Last week I sailed from Trinidad to St. Lucia aboard the Seadragon, a 72′ steel-hulled boat designed for scientific research. I joined the all-women’s crew of Exxpedition to participate in research and dialogue about the growing problem of marine plastics, and fortunately, the boat had also been adapted for novice sailors. The scientists behind Exxpedition are investigating how disintegrating marine plastics affect human health, especially women’s health, because these plastics contain endocrine disruptors. The boat crews also foster dialogue and collaboration among those concerned about marine plastics, as I wrote in There is No Magical Place Called Away. I was intrigued by the opportunity to meet representatives from Caribbean universities and environmental groups and, also, to conduct research on a sailboat. This trip illustrated some realities of scientific data collection and helped me reflect on my own research methods, which have been primarily ethnographic.
By training, I am an historian of religion, and I study both texts and people.

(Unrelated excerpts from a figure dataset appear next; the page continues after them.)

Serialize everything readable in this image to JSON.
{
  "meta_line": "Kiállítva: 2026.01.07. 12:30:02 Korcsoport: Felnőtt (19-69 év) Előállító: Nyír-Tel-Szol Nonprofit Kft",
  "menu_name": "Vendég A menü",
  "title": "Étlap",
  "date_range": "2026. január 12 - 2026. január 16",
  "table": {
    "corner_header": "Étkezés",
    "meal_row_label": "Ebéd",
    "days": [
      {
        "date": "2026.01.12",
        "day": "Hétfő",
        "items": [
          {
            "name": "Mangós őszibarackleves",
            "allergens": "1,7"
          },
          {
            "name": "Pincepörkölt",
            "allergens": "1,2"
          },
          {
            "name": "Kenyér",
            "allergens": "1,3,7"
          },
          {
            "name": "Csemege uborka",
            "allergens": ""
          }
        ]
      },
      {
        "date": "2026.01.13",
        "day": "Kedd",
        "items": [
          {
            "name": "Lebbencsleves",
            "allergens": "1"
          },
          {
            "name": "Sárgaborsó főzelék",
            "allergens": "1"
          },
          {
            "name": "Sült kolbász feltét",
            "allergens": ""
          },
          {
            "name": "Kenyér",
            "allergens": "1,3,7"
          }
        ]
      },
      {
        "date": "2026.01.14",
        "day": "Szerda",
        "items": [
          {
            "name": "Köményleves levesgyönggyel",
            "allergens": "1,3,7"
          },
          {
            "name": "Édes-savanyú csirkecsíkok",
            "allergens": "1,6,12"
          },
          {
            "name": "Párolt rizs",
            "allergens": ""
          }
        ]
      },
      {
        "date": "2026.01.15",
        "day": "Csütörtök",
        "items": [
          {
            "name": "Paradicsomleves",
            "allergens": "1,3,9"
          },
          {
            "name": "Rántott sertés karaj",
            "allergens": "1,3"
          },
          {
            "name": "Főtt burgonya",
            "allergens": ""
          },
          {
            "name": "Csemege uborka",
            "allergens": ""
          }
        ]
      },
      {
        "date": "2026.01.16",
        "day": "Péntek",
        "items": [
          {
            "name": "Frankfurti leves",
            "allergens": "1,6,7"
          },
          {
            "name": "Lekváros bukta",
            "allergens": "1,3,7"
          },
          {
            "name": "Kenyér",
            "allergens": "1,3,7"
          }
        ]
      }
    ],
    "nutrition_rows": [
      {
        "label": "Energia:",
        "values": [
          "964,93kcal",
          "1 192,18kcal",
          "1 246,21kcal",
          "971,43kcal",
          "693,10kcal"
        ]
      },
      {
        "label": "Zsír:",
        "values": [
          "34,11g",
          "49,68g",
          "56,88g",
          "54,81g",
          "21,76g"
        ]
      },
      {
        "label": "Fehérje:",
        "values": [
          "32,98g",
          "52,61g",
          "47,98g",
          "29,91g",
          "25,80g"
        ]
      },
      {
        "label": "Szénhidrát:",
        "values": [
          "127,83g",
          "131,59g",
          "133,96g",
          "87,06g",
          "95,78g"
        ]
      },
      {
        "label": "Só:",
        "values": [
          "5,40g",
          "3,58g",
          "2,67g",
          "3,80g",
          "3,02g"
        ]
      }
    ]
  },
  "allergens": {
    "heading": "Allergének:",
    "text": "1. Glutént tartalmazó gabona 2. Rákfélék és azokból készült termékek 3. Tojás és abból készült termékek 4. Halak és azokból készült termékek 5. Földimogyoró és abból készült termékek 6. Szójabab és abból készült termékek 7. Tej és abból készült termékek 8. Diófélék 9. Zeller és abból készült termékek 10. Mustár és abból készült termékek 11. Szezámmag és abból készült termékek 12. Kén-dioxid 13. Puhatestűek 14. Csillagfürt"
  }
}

I have done ethnographic research, for example, interviews and participation-observation in different communities. To collect data for my projects, I have recorded songs in Hindu temples, helped plaster a straw bale house, and interviewed pundits at pilgrimage sites for the Hindu deity Balaram. Now, I am looking into people, place, and water, asking people about their connections to lakes, rivers, and the sea and how these places become home to them. How do local fishers think about the mounds of plastics that wash up in their fishing areas?
The scientists and crew of Exxpedition collected materials for three sets of scientists. Some materials would be sent to the University of Georgia, some to Sweden, and a third set would later be analyzed on board the Seadragon. The spacious starboard forward berth had been converted to a ‘science’ room and held a microscope, beakers, and sieves. I wondered how the microscope would fare with the boat aslant, heeled to catch the wind, and figured that I would soon find the answer.
We planned to collect samples, or ‘ do science’, upon reaching, first, Barbados waters, and then, several days later, St. Lucia. Our two scientists would perform the skilled scientific work, and the rest of us had supporting roles, ranging from dropping the large trawler into the water to documenting coordinates and times of the different samples. On Sunday morning, we left Trinidad for the two day sail to Barbados where we would do our first round of sampling.
Two days later, we arrived in Barbados, slightly green at the gills, but excited that we made the crossing. We delayed our first Barbados sampling because since a majority of the crew had gotten seasick. I’m no stranger to throwing up in the course of fieldwork, but I have never had to tether myself into a heeling boat to do so. Once anchored, we sudsed up and threw ourselves into the water, laughing and diving like mermaids. With fresh clothes and a hearty breakfast of eggs, cheese, and vegetables, we all felt like new women, and it was time to begin trawling for plastics.
Trawling required all hands on deck, a labor-intensive process that involved everyone. First, we extended a large pole, perpendicular to the boat, which would support the aptly named manta trawler, shaped somewhat like a ray. The manta trawler, about 4′ long, was designed to skim across the surface of the water, catching plastics and seaweed in the small net at its tail. Another team tossed the mantra trawler overboard, and it took several attempts to insure that the trawler’s tail lay flat upon the water. Unlike our first crossing, the Seadragon was in relatively calm waters, moving slowly at 1.5 knots, but even at the slow speeds, lowering the trawler and holding the lines was a challenge with the boat’s rocking motion.
Meanwhile, a second team filtered sea water samples through a series of sieves, then analyzed particles under the microscope below.
I watched Alice carefully pour water into beakers while the boat heeled, port side significantly higher than port. She poured a total of 80 samples, both control and variable samples, careful not to spill the data. Soon, these materials will travel in labs in the US, the Caribbean, and Europe, and teams of faculty, students, and lab assistants will analyze the samples on solid ground.
I wonder how many of these scientists realize what was involved in collecting these samples–the physical labor, the seasickness, and the laughter among our team. The results will be presented in a scientific and objective manner, perhaps in charts or figures, that obscure the people and emotion involved. Controls are necessary in scientific research, to have points of comparison. My work, however, focuses on people and communities, and my research has no controls. Instead, in my writing, some of my richest material comes from exploring my interactions with others and how our worlds come together. In my work on intentional communities, Being the Change, for example, I recognize that my repeated visits have shaped some of the communities I lived in, and I know that I have become a better person for these interactions.
I wish we had more opportunities for scientists, social scientists, and humanities scholars to work together and learn about each different research methods. We would all benefit from seeing our work through other eyes. After this trip, I will continue my ethnographic research, focusing on waters of the US southeast, but with a new appreciation of scientific data collection and its translation into scientific evidence.